RBC-TI ≥ 8 weeks was achieved in 26.9% and 2.5% of patients in the lenalidomide and placebo groups, respectively (P < .001). Ninety percent of patients achieving RBC-TI responded within 16 weeks of treatment. Median duration of RBC-TI with lenalidomide was 30.9 weeks (95% CI, 20.7 to 59.1). Transfusion reduction of ≥ 4 units packed RBCs, on the basis of a 112-day assessment, was 21.8% in the lenalidomide group and 0% in the placebo group. Higher response rates were observed in patients with lower baseline endogenous erythropoietin ≤ 500 mU/mL (34.0% v 15.5% for > 500 mU/mL). At week 12, mean changes in HRQoL scores from baseline did not differ significantly between treatment groups, which suggests that lenalidomide did not adversely affect HRQoL. Achievement of RBC-TI ≥ 8 weeks was associated with significant improvements in HRQoL (P < .01). The most common treatment-emergent adverse events were neutropenia and thrombocytopenia.
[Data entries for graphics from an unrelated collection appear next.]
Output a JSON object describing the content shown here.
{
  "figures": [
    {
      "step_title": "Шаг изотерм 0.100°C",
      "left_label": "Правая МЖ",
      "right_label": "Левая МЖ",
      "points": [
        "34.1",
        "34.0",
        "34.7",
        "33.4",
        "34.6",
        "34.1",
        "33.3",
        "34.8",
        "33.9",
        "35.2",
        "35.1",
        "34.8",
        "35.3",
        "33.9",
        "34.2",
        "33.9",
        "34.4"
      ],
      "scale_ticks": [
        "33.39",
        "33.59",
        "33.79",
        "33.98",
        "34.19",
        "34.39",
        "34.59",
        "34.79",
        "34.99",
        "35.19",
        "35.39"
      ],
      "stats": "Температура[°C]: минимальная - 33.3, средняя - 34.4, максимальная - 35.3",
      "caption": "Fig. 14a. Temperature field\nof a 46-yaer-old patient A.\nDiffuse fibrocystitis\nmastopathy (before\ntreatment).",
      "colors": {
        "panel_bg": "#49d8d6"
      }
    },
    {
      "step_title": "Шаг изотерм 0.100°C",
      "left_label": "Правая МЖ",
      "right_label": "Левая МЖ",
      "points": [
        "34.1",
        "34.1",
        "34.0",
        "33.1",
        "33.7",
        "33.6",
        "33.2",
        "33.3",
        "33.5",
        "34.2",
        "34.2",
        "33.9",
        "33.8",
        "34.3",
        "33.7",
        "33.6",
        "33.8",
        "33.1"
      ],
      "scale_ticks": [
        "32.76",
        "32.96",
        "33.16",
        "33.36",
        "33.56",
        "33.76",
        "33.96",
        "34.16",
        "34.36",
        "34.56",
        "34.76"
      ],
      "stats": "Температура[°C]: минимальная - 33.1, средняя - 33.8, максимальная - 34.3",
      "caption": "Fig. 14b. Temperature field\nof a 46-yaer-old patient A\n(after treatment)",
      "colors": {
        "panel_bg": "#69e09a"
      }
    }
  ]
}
Lenalidomide yields sustained RBC-TI in 26.9% of RBC transfusion-dependent patients with lower-risk non-del(5q) myelodysplastic syndromes ineligible for or refractory to erythropoiesis-stimulating agents. Response to lenalidomide was associated with improved HRQoL. Treatment-emergent adverse event data were consistent with the known safety profile of lenalidomide.